I think every IB teacher approaches calculus the same way: look, average rate of change. Look, instantaneous rate of change. Secant, tangent, gradient of tangent. Previous years I've tried to make this introduction come alive by giving students a function describing the distance fallen by a parachute-jumper, and having students discover themselves what the average speed would be, and the instantaneous speed at certain moments.
This has worked... well, let's just say students got the main ideas but not at an intuitive level, neither did they retain their discoveries more than a week or so. The whole thing seemed very artificial, pseudo-contextual.

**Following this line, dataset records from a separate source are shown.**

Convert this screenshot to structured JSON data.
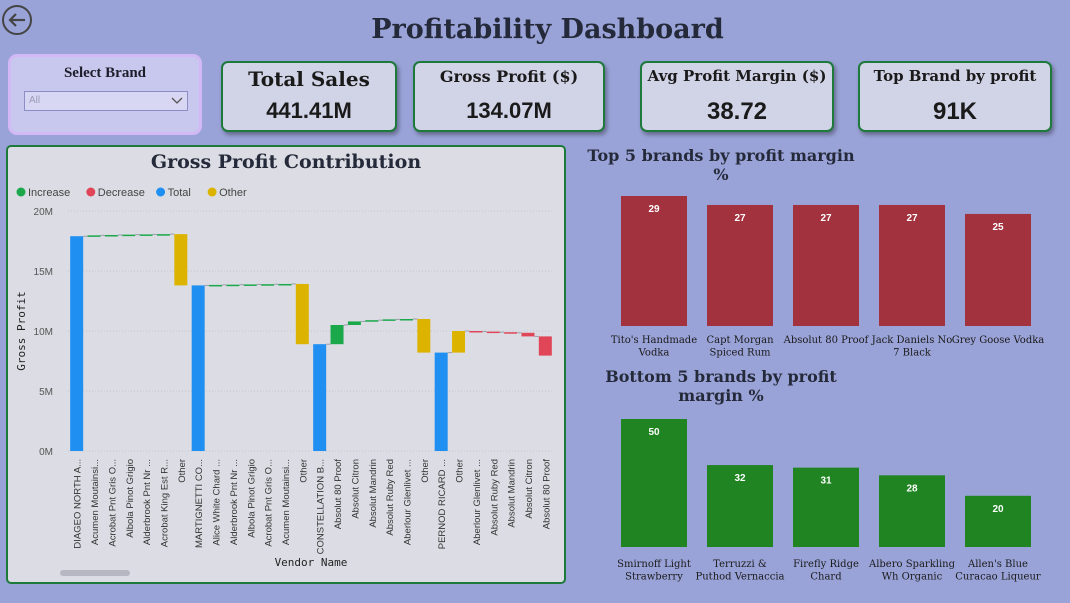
{
  "page": {
    "title": "Profitability Dashboard"
  },
  "slicer": {
    "label": "Select Brand",
    "value": "All"
  },
  "kpis": [
    {
      "title": "Total Sales",
      "value": "441.41M"
    },
    {
      "title": "Gross Profit ($)",
      "value": "134.07M"
    },
    {
      "title": "Avg Profit Margin ($)",
      "value": "38.72"
    },
    {
      "title": "Top Brand by profit",
      "value": "91K"
    }
  ],
  "colors": {
    "increase": "#1aa84a",
    "decrease": "#e04558",
    "total": "#1f8ff2",
    "other": "#dcb400",
    "top_bar": "#a3323f",
    "bottom_bar": "#1f8421"
  },
  "chart_data": [
    {
      "type": "waterfall",
      "title": "Gross Profit Contribution",
      "xlabel": "Vendor Name",
      "ylabel": "Gross Profit",
      "ylim": [
        0,
        20
      ],
      "y_unit": "M",
      "yticks": [
        "0M",
        "5M",
        "10M",
        "15M",
        "20M"
      ],
      "legend": [
        {
          "name": "Increase",
          "color": "#1aa84a"
        },
        {
          "name": "Decrease",
          "color": "#e04558"
        },
        {
          "name": "Total",
          "color": "#1f8ff2"
        },
        {
          "name": "Other",
          "color": "#dcb400"
        }
      ],
      "bars": [
        {
          "label": "DIAGEO NORTH A...",
          "kind": "total",
          "start": 0,
          "end": 17.9
        },
        {
          "label": "Acumen Moutainsi...",
          "kind": "increase",
          "start": 17.9,
          "end": 17.97
        },
        {
          "label": "Acrobat Pnt Gris O...",
          "kind": "increase",
          "start": 17.97,
          "end": 18.0
        },
        {
          "label": "Albola Pinot Grigio",
          "kind": "increase",
          "start": 18.0,
          "end": 18.03
        },
        {
          "label": "Alderbrook Pnt Nr ...",
          "kind": "increase",
          "start": 18.03,
          "end": 18.05
        },
        {
          "label": "Acrobat King Est R...",
          "kind": "increase",
          "start": 18.05,
          "end": 18.07
        },
        {
          "label": "Other",
          "kind": "other",
          "start": 18.07,
          "end": 13.8
        },
        {
          "label": "MARTIGNETTI CO...",
          "kind": "total",
          "start": 0,
          "end": 13.8
        },
        {
          "label": "Alice White Chard ...",
          "kind": "increase",
          "start": 13.8,
          "end": 13.84
        },
        {
          "label": "Alderbrook Pnt Nr ...",
          "kind": "increase",
          "start": 13.84,
          "end": 13.86
        },
        {
          "label": "Albola Pinot Grigio",
          "kind": "increase",
          "start": 13.86,
          "end": 13.88
        },
        {
          "label": "Acrobat Pnt Gris O...",
          "kind": "increase",
          "start": 13.88,
          "end": 13.9
        },
        {
          "label": "Acumen Moutainsi...",
          "kind": "increase",
          "start": 13.9,
          "end": 13.92
        },
        {
          "label": "Other",
          "kind": "other",
          "start": 13.92,
          "end": 8.9
        },
        {
          "label": "CONSTELLATION B...",
          "kind": "total",
          "start": 0,
          "end": 8.9
        },
        {
          "label": "Absolut 80 Proof",
          "kind": "increase",
          "start": 8.9,
          "end": 10.5
        },
        {
          "label": "Absolut Citron",
          "kind": "increase",
          "start": 10.5,
          "end": 10.8
        },
        {
          "label": "Absolut Mandrin",
          "kind": "increase",
          "start": 10.8,
          "end": 10.9
        },
        {
          "label": "Absolut Ruby Red",
          "kind": "increase",
          "start": 10.9,
          "end": 10.97
        },
        {
          "label": "Aberlour Glenlivet ...",
          "kind": "increase",
          "start": 10.97,
          "end": 11.0
        },
        {
          "label": "Other",
          "kind": "other",
          "start": 11.0,
          "end": 8.2
        },
        {
          "label": "PERNOD RICARD ...",
          "kind": "total",
          "start": 0,
          "end": 8.2
        },
        {
          "label": "Other",
          "kind": "other",
          "start": 8.2,
          "end": 10.0
        },
        {
          "label": "Aberlour Glenlivet ...",
          "kind": "decrease",
          "start": 10.0,
          "end": 9.95
        },
        {
          "label": "Absolut Ruby Red",
          "kind": "decrease",
          "start": 9.95,
          "end": 9.9
        },
        {
          "label": "Absolut Mandrin",
          "kind": "decrease",
          "start": 9.9,
          "end": 9.85
        },
        {
          "label": "Absolut Citron",
          "kind": "decrease",
          "start": 9.85,
          "end": 9.55
        },
        {
          "label": "Absolut 80 Proof",
          "kind": "decrease",
          "start": 9.55,
          "end": 7.95
        }
      ]
    },
    {
      "type": "bar",
      "title": "Top 5 brands by profit margin %",
      "categories": [
        "Tito's Handmade Vodka",
        "Capt Morgan Spiced Rum",
        "Absolut 80 Proof",
        "Jack Daniels No 7 Black",
        "Grey Goose Vodka"
      ],
      "values": [
        29,
        27,
        27,
        27,
        25
      ],
      "data_labels": [
        "29",
        "27",
        "27",
        "27",
        "25"
      ],
      "color": "#a3323f"
    },
    {
      "type": "bar",
      "title": "Bottom 5 brands by profit margin %",
      "categories": [
        "Smirnoff Light Strawberry",
        "Terruzzi & Puthod Vernaccia",
        "Firefly Ridge Chard",
        "Albero Sparkling Wh Organic",
        "Allen's Blue Curacao Liqueur"
      ],
      "values": [
        50,
        32,
        31,
        28,
        20
      ],
      "data_labels": [
        "50",
        "32",
        "31",
        "28",
        "20"
      ],
      "color": "#1f8421"
    }
  ]
}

So this year I decided to try graphing stories, choosing one about distance and one about speed. I downloaded graphing paper for graphing stories from Dan Meyer. I played the first video, asked students to graph it, and showed the answer. It was like lighting a fuse and seeing the classroom first fill with expectancy and then erupt in a constructive chaos of discussions about distance, displacement, speed, velocity, mathematical modelling, acceleration... "Look, the steepness is the same on the way from the camera as on the way back, so the guy who made the video assumes the speed of the dog was the same in both directions!" is one memorable quote.

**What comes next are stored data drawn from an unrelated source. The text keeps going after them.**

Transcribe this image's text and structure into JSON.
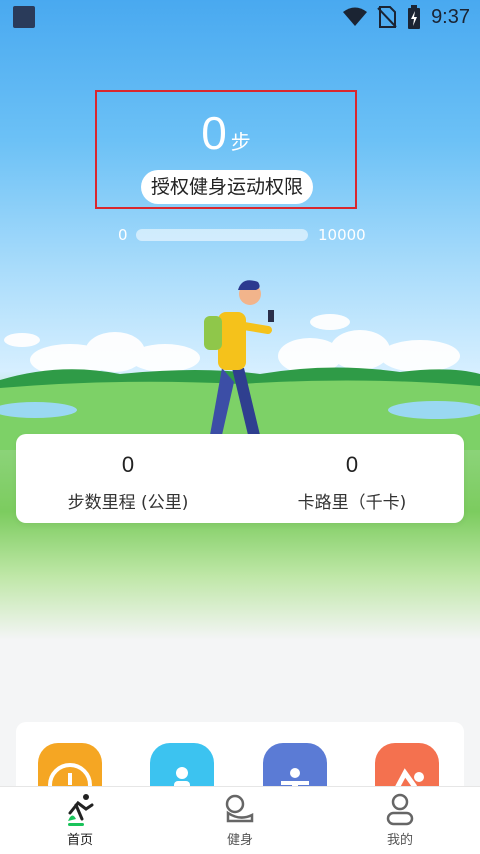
{
  "status_bar": {
    "time": "9:37"
  },
  "hero": {
    "step_count": "0",
    "step_unit": "步",
    "auth_button_label": "授权健身运动权限"
  },
  "progress": {
    "min_label": "0",
    "max_label": "10000",
    "fraction": 0
  },
  "stats": [
    {
      "value": "0",
      "label": "步数里程 (公里)"
    },
    {
      "value": "0",
      "label": "卡路里（千卡)"
    }
  ],
  "apps": [
    {
      "icon": "scale-icon",
      "color": "#f5a623"
    },
    {
      "icon": "body-icon",
      "color": "#3cc3f0"
    },
    {
      "icon": "exercise-icon",
      "color": "#5b7bd5"
    },
    {
      "icon": "yoga-icon",
      "color": "#f4714f"
    }
  ],
  "tabs": [
    {
      "label": "首页",
      "icon": "running-icon",
      "active": true
    },
    {
      "label": "健身",
      "icon": "fitness-icon",
      "active": false
    },
    {
      "label": "我的",
      "icon": "profile-icon",
      "active": false
    }
  ],
  "colors": {
    "accent_green": "#19c35a",
    "sky_blue": "#49a9f0"
  }
}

It was a weird and funny experience to have the class completely ignore me and all my efforts to bring order into their discussions simply because they were so incredibly involved in figuring out how the video related to the graph and what we could infer from the graph about the beliefs of the grapher.
Then I showed the second video, about speed. Students immediately connected steepness or graph to acceleration and after a brief discussion when I asked "so what is the distance that the runner covered?" some students immediately replied that we must look at the area under the curve. I asked how we could calculate that area and students proposed dividing it into small sections, rectangles, trapezoids, triangles.

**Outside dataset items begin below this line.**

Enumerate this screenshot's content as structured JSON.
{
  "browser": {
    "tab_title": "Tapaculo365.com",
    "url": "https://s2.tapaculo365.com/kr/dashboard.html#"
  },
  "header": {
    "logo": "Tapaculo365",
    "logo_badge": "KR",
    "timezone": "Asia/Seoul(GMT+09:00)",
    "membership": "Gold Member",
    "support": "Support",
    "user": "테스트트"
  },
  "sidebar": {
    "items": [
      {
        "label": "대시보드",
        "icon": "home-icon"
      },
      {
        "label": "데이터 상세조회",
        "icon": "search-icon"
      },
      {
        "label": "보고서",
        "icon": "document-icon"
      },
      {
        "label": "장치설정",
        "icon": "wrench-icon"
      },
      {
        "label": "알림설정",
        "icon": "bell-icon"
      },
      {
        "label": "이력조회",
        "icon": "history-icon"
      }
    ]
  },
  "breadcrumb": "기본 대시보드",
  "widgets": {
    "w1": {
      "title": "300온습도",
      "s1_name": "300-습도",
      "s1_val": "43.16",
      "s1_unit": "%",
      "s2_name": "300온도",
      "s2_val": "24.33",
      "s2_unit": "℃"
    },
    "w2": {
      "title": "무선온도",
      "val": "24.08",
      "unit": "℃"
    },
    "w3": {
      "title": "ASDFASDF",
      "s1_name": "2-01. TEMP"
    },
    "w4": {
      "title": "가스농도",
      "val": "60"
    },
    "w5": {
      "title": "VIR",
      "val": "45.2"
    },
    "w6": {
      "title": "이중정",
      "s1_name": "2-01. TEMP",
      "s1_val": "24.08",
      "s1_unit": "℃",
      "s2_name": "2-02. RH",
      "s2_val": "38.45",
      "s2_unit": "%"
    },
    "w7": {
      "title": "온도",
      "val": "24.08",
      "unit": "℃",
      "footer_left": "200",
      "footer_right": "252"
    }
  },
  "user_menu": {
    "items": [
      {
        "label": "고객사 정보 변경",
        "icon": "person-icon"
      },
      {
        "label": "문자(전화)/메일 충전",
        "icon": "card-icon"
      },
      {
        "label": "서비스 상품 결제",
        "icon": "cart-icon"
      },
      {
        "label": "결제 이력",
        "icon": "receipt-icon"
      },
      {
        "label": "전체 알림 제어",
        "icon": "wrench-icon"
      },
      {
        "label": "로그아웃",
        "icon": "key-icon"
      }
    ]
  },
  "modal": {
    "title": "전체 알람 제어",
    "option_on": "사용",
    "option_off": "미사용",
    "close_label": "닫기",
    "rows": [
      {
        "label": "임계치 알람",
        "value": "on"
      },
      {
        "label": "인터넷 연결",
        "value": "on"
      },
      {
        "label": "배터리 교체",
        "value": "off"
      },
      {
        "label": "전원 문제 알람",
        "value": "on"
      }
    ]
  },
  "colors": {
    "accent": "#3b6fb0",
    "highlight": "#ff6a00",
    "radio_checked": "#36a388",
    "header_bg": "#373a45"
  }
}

I believe that students developed a really strong intuitive connection to the main concepts of calculus, through their understanding of distance, speed, and acceleration. We will follow this up with more structured work using the graphing stories graphs to figure out approximations to average and instantaneous rates of change. That will take a full lesson. And then we're ready for functions and the limit definition of derivative.
It might seem like a long time (more than one week of class) to build up to the definition of derivative. In my opinion, conceptual understanding of derivative is necessary for everything that follows, especially when using derivatives (and second derivatives) to graph functions and for optimization problems. Without the conceptual understanding nothing else is going to make sense, will just be an imposing set of strange rules and lengthy procedures. With a solid understanding of derivative (and later integral) calculus comes alive, becomes beautiful, and leads students to ask, as one senior student just did: "What profession should I choose that lets me use calculus as much as possible?" :) :) :)
How did you answer that student?
ReplyDeleteThe link on the phrase "more structured work" only shows when you hover over it. I lucked out and saw it just now. Nice handout! (Did you make it, or did someone else? I'd like to tell my students about the teacher who made it.)
ReplyDeleteHi Sue, so sorry for the delay... summer, ya know. :)
ReplyDeleteAnyways, that very cute student got the answer that physics or some branches of economics, or even just pure math could lead to a lot of calculus. I don't know if that's correct but I kept a straight face saying it.
It's great that you liked the handout - I made it, and I thought it worked well with the videos. The link shows up blue on my screen, I don't know why it doesn't on yours?